Directing duo Justin Benson and Aaron Moorhead have a very distinct style: weird stuff in the sky, complicated brotherly relationships between men, new and fascinating conceptions of the nature of time. Synchronic is another dive into the depths of what the fabric of the universe is woven from, spinning a wild tale of death, drugs, and time travel amidst the dim, sinister backdrop of nighttime New Orleans. Jamie Dornan and Anthony Mackie play a pair of EMTs cruising the NOLA nights responding to emergency distress calls. On a few of these calls, they come across a number of people who have either mysteriously disappeared or somehow wound up dead, each incident having to do with a new drug called "Synchronic." When Dornan's daughter goes missing, his friend must figure out how to use the killer drug to find her.

total recall
TriStar Pictures

Total Recall (1990)

Skip the completely forgettable Colin Farrell remake from 2012. This Arnold Schwarzenegger-powered, action-filled sci-fi movie is the one to go with. Working from a short story by writer Philip K. Dick, director Paul Verhoeven (Robocop) uses a brain-teasing premise—you can buy "fake" vacation memories from a mysterious company called Rekall—to stage one of his hyper-violent, winkingly absurd cartoons.

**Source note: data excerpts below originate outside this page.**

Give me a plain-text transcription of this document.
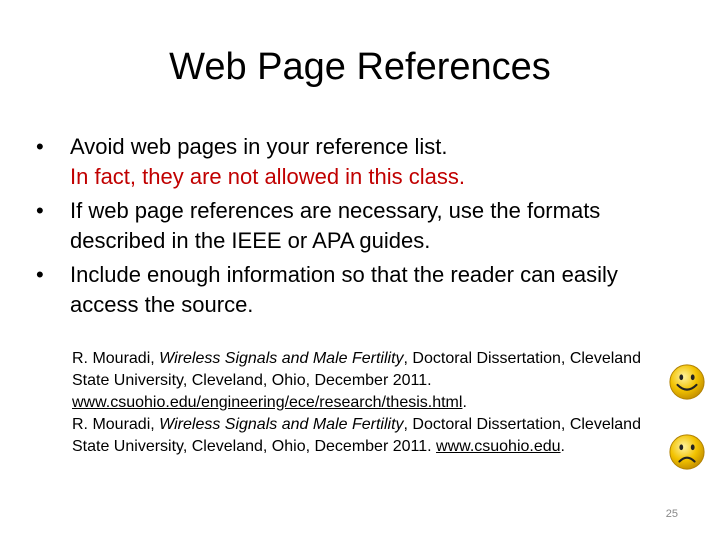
Web Page References
•	Avoid web pages in your reference list.
In fact, they are not allowed in this class.
•	If web page references are necessary, use the formats described in the IEEE or APA guides.
•	Include enough information so that the reader can easily access the source.
R. Mouradi, Wireless Signals and Male Fertility, Doctoral Dissertation, Cleveland State University, Cleveland, Ohio, December 2011. www.csuohio.edu/engineering/ece/research/thesis.html.
R. Mouradi, Wireless Signals and Male Fertility, Doctoral Dissertation, Cleveland State University, Cleveland, Ohio, December 2011. www.csuohio.edu.
25
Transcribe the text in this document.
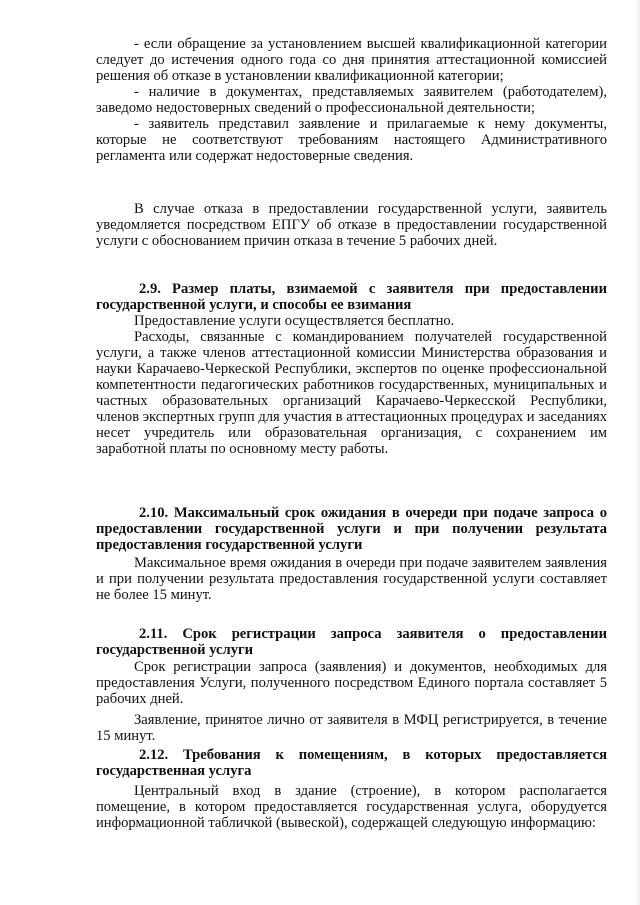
- если обращение за установлением высшей квалификационной категории следует до истечения одного года со дня принятия аттестационной комиссией решения об отказе в установлении квалификационной категории;

- наличие в документах, представляемых заявителем (работодателем), заведомо недостоверных сведений о профессиональной деятельности;

- заявитель представил заявление и прилагаемые к нему документы, которые не соответствуют требованиям настоящего Административного регламента или содержат недостоверные сведения.

В случае отказа в предоставлении государственной услуги, заявитель уведомляется посредством ЕПГУ об отказе в предоставлении государственной услуги с обоснованием причин отказа в течение 5 рабочих дней.

2.9. Размер платы, взимаемой с заявителя при предоставлении государственной услуги, и способы ее взимания

Предоставление услуги осуществляется бесплатно.

Расходы, связанные с командированием получателей государственной услуги, а также членов аттестационной комиссии Министерства образования и науки Карачаево-Черкеской Республики, экспертов по оценке профессиональной компетентности педагогических работников государственных, муниципальных и частных образовательных организаций Карачаево-Черкесской Республики, членов экспертных групп для участия в аттестационных процедурах и заседаниях несет учредитель или образовательная организация, с сохранением им заработной платы по основному месту работы.

2.10. Максимальный срок ожидания в очереди при подаче запроса о предоставлении государственной услуги и при получении результата предоставления государственной услуги

Максимальное время ожидания в очереди при подаче заявителем заявления и при получении результата предоставления государственной услуги составляет не более 15 минут.

2.11. Срок регистрации запроса заявителя о предоставлении государственной услуги

Срок регистрации запроса (заявления) и документов, необходимых для предоставления Услуги, полученного посредством Единого портала составляет 5 рабочих дней.

Заявление, принятое лично от заявителя в МФЦ регистрируется, в течение 15 минут.

2.12. Требования к помещениям, в которых предоставляется государственная услуга

Центральный вход в здание (строение), в котором располагается помещение, в котором предоставляется государственная услуга, оборудуется информационной табличкой (вывеской), содержащей следующую информацию:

The bizarre images of life on Mars and silly one-liners from Arnold fly so fast that you'll begin to think the whole movie was designed to be implanted in your mind.

the wandering earth
China Film Group Corporation/Netflix

The Wandering Earth (2019)

The Wandering Earth's premise introduces a future Earth that has been converted into a planet-sized spaceship by installing enormous rocket engines onto one hemisphere in order to drive it away from a dying sun that has become fatally cold… and then spends the entire film following a bunch of people in a truck. So, where the disaster movie lacks in original story, it makes up for in the most stunning of special effects. To American audiences, the foreign movie was a bit of a curiosity upon its release, despite being one of China's highest-grossing films ever made. It's worth checking out for the hype alone—what you'll find is visuals that dazzle far beyond the typical Hollywood blockbuster.